Friday, February 25, 2011

An excellent comic-to-movie adaptation

I mentioned Ghost World by Daniel Clowes in an earlier post, and then found out that in 2001 they had made a movie out of it. The movie is a little along the lines of Napoleon Dynamite, in some respects, but with more dialogue and a grittier, more melancholy undertone.

That trailer is horrible, actually, it makes it seem like a cute quirky family movie, which it definitely is not. But it gives you the characters and the actors. The shirtless guy with the nunchucks is really excellent, that character's name is Doug and he is more or less my hero now. He's like a hipster, except he's not being ironic. He's the real deal. So awesome.

Then there's Steve Buscemi as Seymour. His performance as the eccentric collector is layered and saturated with a sort of resigned melancholy, very poignant, but still grimly humorous.

Thora Birch looks uncannily like her character Enid, and her straight-faced derision of everything is extremely believable.

Scarlett Johansson also looks scarily like Becky. She too manages the disaffected sort of apathy of a recently-graduated teen quite believably.

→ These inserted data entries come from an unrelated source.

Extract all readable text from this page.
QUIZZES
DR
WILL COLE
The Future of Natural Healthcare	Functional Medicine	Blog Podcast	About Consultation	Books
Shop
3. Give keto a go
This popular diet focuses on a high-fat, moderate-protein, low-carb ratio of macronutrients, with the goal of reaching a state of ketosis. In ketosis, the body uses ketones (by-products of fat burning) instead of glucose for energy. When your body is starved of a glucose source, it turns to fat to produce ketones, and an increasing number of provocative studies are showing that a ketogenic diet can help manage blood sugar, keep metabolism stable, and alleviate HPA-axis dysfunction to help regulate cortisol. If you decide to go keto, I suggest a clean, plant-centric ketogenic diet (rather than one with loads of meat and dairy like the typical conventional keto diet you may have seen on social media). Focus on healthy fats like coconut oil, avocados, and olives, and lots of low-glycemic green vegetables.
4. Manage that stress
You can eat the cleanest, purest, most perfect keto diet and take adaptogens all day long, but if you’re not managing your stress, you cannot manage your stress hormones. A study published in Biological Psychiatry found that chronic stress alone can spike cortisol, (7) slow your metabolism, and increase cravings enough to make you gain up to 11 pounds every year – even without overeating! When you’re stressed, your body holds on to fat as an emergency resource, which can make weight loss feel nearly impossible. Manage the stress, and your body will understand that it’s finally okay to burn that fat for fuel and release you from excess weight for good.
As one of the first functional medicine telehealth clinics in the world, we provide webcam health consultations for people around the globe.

The movie deviates in plot from the comic book a good deal, but it is still within the realm of Ghost World in that it could have been written that way by Daniel Clowes. Since the director also did the documentary Crumb, about the underground comic icon Robert Crumb, it seems only fitting that in the credits are several thanks to Crumb and his wife Aline, as well as a credit to his daughter Sophie for the drawings in Enid's notebook. Clowes himself created a scrapbook for an imaginary fast-food joint known as Cook's Chicken within the movie.

As far as comics-to-movie adaptations, I am going to rank this as one of the best. The Dark Knight was good, too, and the aesthetics of Frank Miller's Sin City and 300 were both true to the artist's style. But as far as real human connection and an exploration of adolescence, Ghost World transcends them all. Anybody who enjoys underground/ independent comics or just the work of Daniel Clowes would probably enjoy this movie.